One thing that’s stayed consistent is my reading about writing. Each year, I read eight books on the topic and chat about them on my writing website. Not that it’s easy to split the writing-me and the reading-me into parts, but my other site mainly serves as a portfolio, so I can include fewer links when I pitch for freelance work and—every six weeks—I also review one writing resource. Spoiler: it’s nearly always a book. (They’re all listed here.)

NOTE: Reading about writing is also an excellent means of procrastinating—when you don’t want to write, but feel too guilty just sitting around watching TV? Reading is a distraction. Reading about writing…it’s very nearly a lot like practically as good as…really writing.

But with the library operating curbside-only, I’m never browsing their collections, which means my borrowing is limited to deliberate, premeditated choices. Maxing out my card means more of the books I was planning to read, fewer whimsical choices (i.e. none at all).

So I’m gradually making inroads with my “saved” lists on various themes, including my “shelves” for Creativity and Writing.

NOTE: By “inroads”, I mean that the number of books is hovering about the same, and by “about the same” I mean increasing by a few dozen each month, because I continue to add to the database every few days. So, “inroads”, because it’s no longer spiralling wildly out of control. (Not dramatically. But it’s still a whole lotta crazy.)

Janet Burroway’s book is commonly assigned in creative writing classes. I borrowed an earlier edition shortly after we moved to Toronto but, for years, it was something I’ve heard about from other people reading and studying it.

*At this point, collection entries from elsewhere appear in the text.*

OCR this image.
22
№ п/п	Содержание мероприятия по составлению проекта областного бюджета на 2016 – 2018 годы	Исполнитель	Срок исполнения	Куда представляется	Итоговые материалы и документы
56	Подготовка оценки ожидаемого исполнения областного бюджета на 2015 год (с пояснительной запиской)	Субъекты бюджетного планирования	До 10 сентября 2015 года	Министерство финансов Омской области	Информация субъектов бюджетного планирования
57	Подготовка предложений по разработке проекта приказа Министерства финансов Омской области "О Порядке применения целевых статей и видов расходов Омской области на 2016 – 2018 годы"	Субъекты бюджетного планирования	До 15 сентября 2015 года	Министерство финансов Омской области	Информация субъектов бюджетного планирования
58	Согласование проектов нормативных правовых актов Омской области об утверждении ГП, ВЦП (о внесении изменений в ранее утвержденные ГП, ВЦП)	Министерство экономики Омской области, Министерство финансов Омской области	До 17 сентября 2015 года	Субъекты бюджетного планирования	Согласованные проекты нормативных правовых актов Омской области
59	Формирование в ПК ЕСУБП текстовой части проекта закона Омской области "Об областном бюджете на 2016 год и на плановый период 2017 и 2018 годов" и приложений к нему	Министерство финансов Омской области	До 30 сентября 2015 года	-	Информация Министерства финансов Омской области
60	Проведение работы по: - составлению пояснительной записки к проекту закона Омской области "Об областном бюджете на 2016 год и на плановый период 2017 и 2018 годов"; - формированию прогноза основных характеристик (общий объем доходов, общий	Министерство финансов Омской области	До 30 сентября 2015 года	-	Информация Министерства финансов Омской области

It’s expensive, too, so I was ridiculously happy to find a copy of the eighth edition second-hand a couple of years ago. (A bargain at $20!) It felt like no time at all, after that, when the tenth edition was announced—inexpensive and about half as long—so I added it to my library list instantly, but there was always another more intriguing (i.e. New! Shiny! Unfamiliar!) writing book to request instead. Now, out of excuses, I’ve had time to peruse that longstanding list-sitter. 

This is the first time the volume has been published by The University of Chicago Press (which also released a favourite recent read, Jane Friedman’s The Business of Being a Writer) but, other than that, how different is this tenth edition? The most striking difference is that the classic stories are included, in full, in the earlier editions. (And the print is smaller, the margins narrower, and there are just a lot more words.)

As much as I love a reading list, it’s handy to just flip ahead a few pages, to be able to read the story being discussed. No doubt the permissions were expensive and the process of filing all that paperwork every time new works were included (my eighth edition, for instance, added several pieces of flash fiction), but I liked that. [The photograph above shows some of the full collections with stories representing them in earlier editions of Burroway’s text. Lots of my favourite writers!]

So, for once, I’m glad to be a little out-of-date; the eighth edition suits me fine. Now—what to do about the 52 other books about writing that remain on those “saved” shelves? And the six new titles I’m about to add, thanks to the summaries of other University of Chicago Books that I didn’t know about until today?